Education nationale : le vivier inexploité des enseignants en disponibilité
Pour beaucoup d'enseignants et de parents d’élèves, c’est le paradoxe de cette rentrée. D’un côté, le risque d’une pénurie de professeurs. De l’autre, un vivier d’enseignants en disponibilité, privés de classe, et qui, pour certains, ne demandent qu’à travailler.
Marie-Noëlle Darouy n'enseigne plus depuis qu'elle a suivi son mari muté en Bretagne. Ces trois dernières années, parce qu'elle n'a pu obtenir sa mutation, cette professeure d'histoire-géographie s'est placée en disponibilité de l'éducation nationale. Dans son appartement du centre-ville de Rennes, les manuels scolaires et le cartable de cette professeure d’histoire géographie sont désormais cantonnés au placard du salon.« Ce qui me fait le plus bizarre, c’est quand on me dit : vous faites quoi ? Avant, je disais je suis prof, maintenant, je réponds plus ça. Je dis : j’étais prof », reconnaît-elle. Ce qui l'empêche d'obtenir un poste en Bretagne, ce sont les points de barème qu’acquière un professeur au gré de sa carrière. En 16 ans d'enseignement, Marie-Noëlle Darouy a engrangé 796 points. Très loin des 1178 nécessaires pour être titularisée cette année dans l’académie de Rennes. Pour la troisème année consécutive, elle n’a pas pu être mutée pour cette rentrée. Toujours rattachée à l’académie de Bordeaux, où elle enseignait précédemment, elle ne peut pas non plus être engagée comme contractuelle. Une jurisprudence de 1989 l’interdit. Il lui est donc impossible de faire des remplacements, même de courte durée.
"On est rangé dans une case (...), on n’existe plus"
Une situation difficile à vivre, surtout quand ses propres enfants pâtissent parfois de l’absence d’enseignant : « il y a quelques années, mon fils n’a pas eu de professeur d’histoire-géo pendant trois semaines. Et moi, j’étais à la maison ». Elle ajoute : « c’est un carcan mais en plus, c’est un angle mort. On est rangé dans une case en disponibilité, on n’existe plus, on ne nous répond pas ». Marie-Noëlle Darouy serait loin d’être un cas isolé. Quelques jours avant la rentrée, des enseignants en disponibilité ont mis en ligne une pétition pour réclamer le droit de travailler. Résultat : des milliers de signatures et des dizaines de témoignages indignés. « Je ne comprends pas du tout pourquoi on refuse de nous laisser reprendre le travail avec la pénurie d’enseignants actuelle », déplore une signataire.« Mon mari est dans la même situation », ajoute l’épouse d’un enseignant concerné. D’après Christophe Huguel, secrétaire général du Sgen-Cfdt, sur les 8800 professeurs en disponibilité pour suivi de conjoint, une grande partie aimerait pouvoir travailler.

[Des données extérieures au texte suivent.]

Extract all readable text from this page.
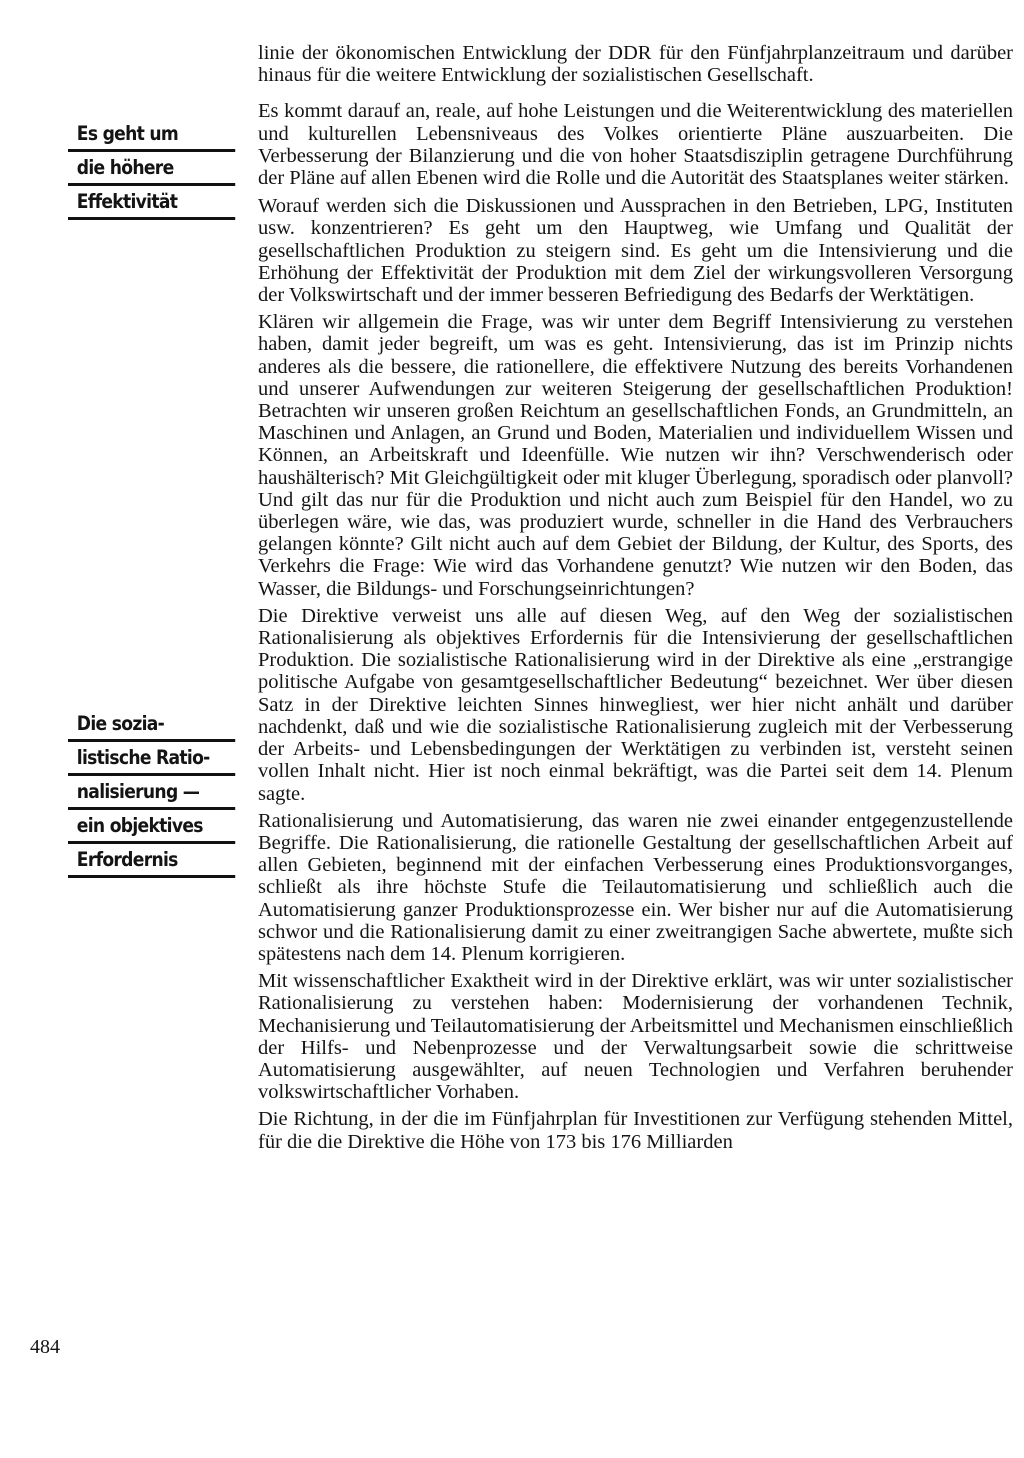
Es geht um
die höhere
Effektivität
Die sozia-
listische Ratio-
nalisierung —
ein objektives
Erfordernis

linie der ökonomischen Entwicklung der DDR für den Fünfjahrplanzeitraum und darüber hinaus für die weitere Entwicklung der sozialistischen Gesellschaft.

Es kommt darauf an, reale, auf hohe Leistungen und die Weiterentwicklung des materiellen und kulturellen Lebensniveaus des Volkes orientierte Pläne auszuarbeiten. Die Verbesserung der Bilanzierung und die von hoher Staatsdisziplin getragene Durchführung der Pläne auf allen Ebenen wird die Rolle und die Autorität des Staatsplanes weiter stärken.

Worauf werden sich die Diskussionen und Aussprachen in den Betrieben, LPG, Instituten usw. konzentrieren? Es geht um den Hauptweg, wie Umfang und Qualität der gesellschaftlichen Produktion zu steigern sind. Es geht um die Intensivierung und die Erhöhung der Effektivität der Produktion mit dem Ziel der wirkungsvolleren Versorgung der Volkswirtschaft und der immer besseren Befriedigung des Bedarfs der Werktätigen.

Klären wir allgemein die Frage, was wir unter dem Begriff Intensivierung zu verstehen haben, damit jeder begreift, um was es geht. Intensivierung, das ist im Prinzip nichts anderes als die bessere, die rationellere, die effektivere Nutzung des bereits Vorhandenen und unserer Aufwendungen zur weiteren Steigerung der gesellschaftlichen Produktion! Betrachten wir unseren großen Reichtum an gesellschaftlichen Fonds, an Grundmitteln, an Maschinen und Anlagen, an Grund und Boden, Materialien und individuellem Wissen und Können, an Arbeitskraft und Ideenfülle. Wie nutzen wir ihn? Verschwenderisch oder haushälterisch? Mit Gleichgültigkeit oder mit kluger Überlegung, sporadisch oder planvoll? Und gilt das nur für die Produktion und nicht auch zum Beispiel für den Handel, wo zu überlegen wäre, wie das, was produziert wurde, schneller in die Hand des Verbrauchers gelangen könnte? Gilt nicht auch auf dem Gebiet der Bildung, der Kultur, des Sports, des Verkehrs die Frage: Wie wird das Vorhandene genutzt? Wie nutzen wir den Boden, das Wasser, die Bildungs- und Forschungseinrichtungen?

Die Direktive verweist uns alle auf diesen Weg, auf den Weg der sozialistischen Rationalisierung als objektives Erfordernis für die Intensivierung der gesellschaftlichen Produktion. Die sozialistische Rationalisierung wird in der Direktive als eine „erstrangige politische Aufgabe von gesamtgesellschaftlicher Bedeutung“ bezeichnet. Wer über diesen Satz in der Direktive leichten Sinnes hinwegliest, wer hier nicht anhält und darüber nachdenkt, daß und wie die sozialistische Rationalisierung zugleich mit der Verbesserung der Arbeits- und Lebensbedingungen der Werktätigen zu verbinden ist, versteht seinen vollen Inhalt nicht. Hier ist noch einmal bekräftigt, was die Partei seit dem 14. Plenum sagte.

Rationalisierung und Automatisierung, das waren nie zwei einander entgegenzustellende Begriffe. Die Rationalisierung, die rationelle Gestaltung der gesellschaftlichen Arbeit auf allen Gebieten, beginnend mit der einfachen Verbesserung eines Produktionsvorganges, schließt als ihre höchste Stufe die Teilautomatisierung und schließlich auch die Automatisierung ganzer Produktionsprozesse ein. Wer bisher nur auf die Automatisierung schwor und die Rationalisierung damit zu einer zweitrangigen Sache abwertete, mußte sich spätestens nach dem 14. Plenum korrigieren.

Mit wissenschaftlicher Exaktheit wird in der Direktive erklärt, was wir unter sozialistischer Rationalisierung zu verstehen haben: Modernisierung der vorhandenen Technik, Mechanisierung und Teilautomatisierung der Arbeitsmittel und Mechanismen einschließlich der Hilfs- und Nebenprozesse und der Verwaltungsarbeit sowie die schrittweise Automatisierung ausgewählter, auf neuen Technologien und Verfahren beruhender volkswirtschaftlicher Vorhaben.

Die Richtung, in der die im Fünfjahrplan für Investitionen zur Verfügung stehenden Mittel, für die die Direktive die Höhe von 173 bis 176 Milliarden

484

"C’est rageant (...) dans un contexte de manque d'enseignants"
« C’est rageant pour les personnels qui ne comprennent pas. Le grand public ne comprend pas non plus. Et la pression est beaucoup plus forte cette année dans un contexte de manque d’enseignants. » Mais alors, face aux besoins, pourquoi ne pas imaginer ces professeurs en disponibilité retrouver le chemin de l’école, à titre provisoire ? Le ministère de l’éducation nationale, à qui nous avons posé la question, n’y est pas favorable. Cela, assure-t-il, créerait un système de mutation à deux vitesses. « On introduirait une distorsion importante entre ceux qui attendent d’acquérir les points de barème et ceux qui bénéficieraient de ce recrutement », précise le ministère. Selon nos informations, la règle n’est cependant pas gravée dans le marbre. Le ministère autoriserait au compte-goutte, là où le manque d’enseignants est le plus criant, des affectations provisoires de professeurs en disponibilité.